Inside the Intervention Process
By Alison Lyke
It can be hard to approach an addict about their problem. They can get defensive, refuse to talk about it, or even completely deny their addiction. Behavioral scientists have created the intervention process as way for loved ones to bind together to confront an addict. In some extreme cases, an intervention is more for the family than for the addict. The family needs to feel that they have done everything that they can for the addict.
The first several intervention meetings are between concerned family, friends, and the psychologist who will be overseeing the intervention. The psychologist will make a profile of the addict and the family. She will also council the family on the reasons for some of the addict’s behaviors. She will give the family tips on dealing with the addict, and recommend treatment paths. The psychologist will ask them to write a letter to the addict. On the day of the intervention, everyone will read their letter aloud, to the addict.
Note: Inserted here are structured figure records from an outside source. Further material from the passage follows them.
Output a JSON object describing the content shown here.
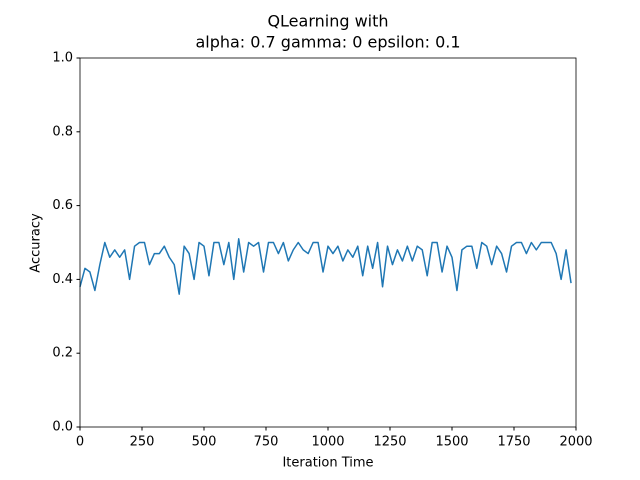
{
  "chart_data": {
    "type": "line",
    "title": [
      "QLearning with",
      "alpha: 0.7 gamma: 0 epsilon: 0.1"
    ],
    "xlabel": "Iteration Time",
    "ylabel": "Accuracy",
    "x": [
      0,
      20,
      40,
      60,
      80,
      100,
      120,
      140,
      160,
      180,
      200,
      220,
      240,
      260,
      280,
      300,
      320,
      340,
      360,
      380,
      400,
      420,
      440,
      460,
      480,
      500,
      520,
      540,
      560,
      580,
      600,
      620,
      640,
      660,
      680,
      700,
      720,
      740,
      760,
      780,
      800,
      820,
      840,
      860,
      880,
      900,
      920,
      940,
      960,
      980,
      1000,
      1020,
      1040,
      1060,
      1080,
      1100,
      1120,
      1140,
      1160,
      1180,
      1200,
      1220,
      1240,
      1260,
      1280,
      1300,
      1320,
      1340,
      1360,
      1380,
      1400,
      1420,
      1440,
      1460,
      1480,
      1500,
      1520,
      1540,
      1560,
      1580,
      1600,
      1620,
      1640,
      1660,
      1680,
      1700,
      1720,
      1740,
      1760,
      1780,
      1800,
      1820,
      1840,
      1860,
      1880,
      1900,
      1920,
      1940,
      1960,
      1980
    ],
    "series": [
      {
        "name": "accuracy",
        "color": "#1f77b4",
        "values": [
          0.38,
          0.43,
          0.42,
          0.37,
          0.44,
          0.5,
          0.46,
          0.48,
          0.46,
          0.48,
          0.4,
          0.49,
          0.5,
          0.5,
          0.44,
          0.47,
          0.47,
          0.49,
          0.46,
          0.44,
          0.36,
          0.49,
          0.47,
          0.4,
          0.5,
          0.49,
          0.41,
          0.5,
          0.5,
          0.44,
          0.5,
          0.4,
          0.51,
          0.42,
          0.5,
          0.49,
          0.5,
          0.42,
          0.5,
          0.5,
          0.47,
          0.5,
          0.45,
          0.48,
          0.5,
          0.48,
          0.47,
          0.5,
          0.5,
          0.42,
          0.49,
          0.47,
          0.49,
          0.45,
          0.48,
          0.46,
          0.49,
          0.41,
          0.49,
          0.43,
          0.5,
          0.38,
          0.49,
          0.44,
          0.48,
          0.45,
          0.49,
          0.45,
          0.49,
          0.48,
          0.41,
          0.5,
          0.5,
          0.42,
          0.49,
          0.46,
          0.37,
          0.48,
          0.49,
          0.49,
          0.43,
          0.5,
          0.49,
          0.44,
          0.49,
          0.47,
          0.42,
          0.49,
          0.5,
          0.5,
          0.47,
          0.5,
          0.48,
          0.5,
          0.5,
          0.5,
          0.47,
          0.4,
          0.48,
          0.39
        ]
      }
    ],
    "xlim": [
      0,
      2000
    ],
    "xticks": [
      0,
      250,
      500,
      750,
      1000,
      1250,
      1500,
      1750,
      2000
    ],
    "ylim": [
      0,
      1
    ],
    "yticks": [
      {
        "value": 0,
        "label": "0.0"
      },
      0.2,
      0.4,
      0.6,
      0.8,
      {
        "value": 1,
        "label": "1.0"
      }
    ],
    "grid": false
  }
}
The intervention letters cover four ordered points. The first step is to tell the addict how much the family cares for them and why they are loved. The letters go on to talk about how substance abuse has changed the addict. Then the family is asked to share their feelings on the behavior of the addict. As a final point, the letter demands that the addict commit to rehabilitation. Family members must give the addict an ultimatum, a ‘go to rehab or else…”. The ultimatum is often the hardest part for the addicts’ families, who are accustomed to offering unconditional support.
The day of the intervention will be scary for both the addict and the family. Intervention plans have to be unknown to the addict, if they knew they simply wouldn’t come. For the addict, the intervention is a horrible surprise party, one that nobody wants thrown for them. There is no way to predict how an addict will react to their intervention. If they are a flight risk the psychologist may place herself between the addict and the exit. The addict is still free to leave, and they might. They may continue to deny their problems. Many break down and decide to go to rehabilitation.
The psychologist will have an intake nurse in a room near where the intervention is held. The nurse will be ready if the addict agrees to take a drug test and/or go into treatment. Patients with severe problems will be taken directly from the intervention to an inpatient center. Other addicts may be referred to outpatient services.
The psychologist who oversees the intervention will have at least two more meetings with the family and (hopefully) the addict. These meeting will follow up, and ensure that family members are holding to their ultimatums.
Addiction can be devastating to both the addict and their friends and family. If you have a friend or family member who is an addict, they might be able to benefit from an intervention. You should contact an intervention specialist in your area. Most of the time, intervention meetings can go on the insurance of any participating family member. Intervention meetings are billed as psychological counseling. There are also ways to receive intervention and addiction services for free. You should call your local office of mental health, addiction, or social services. They should be able to steer you in the right direction.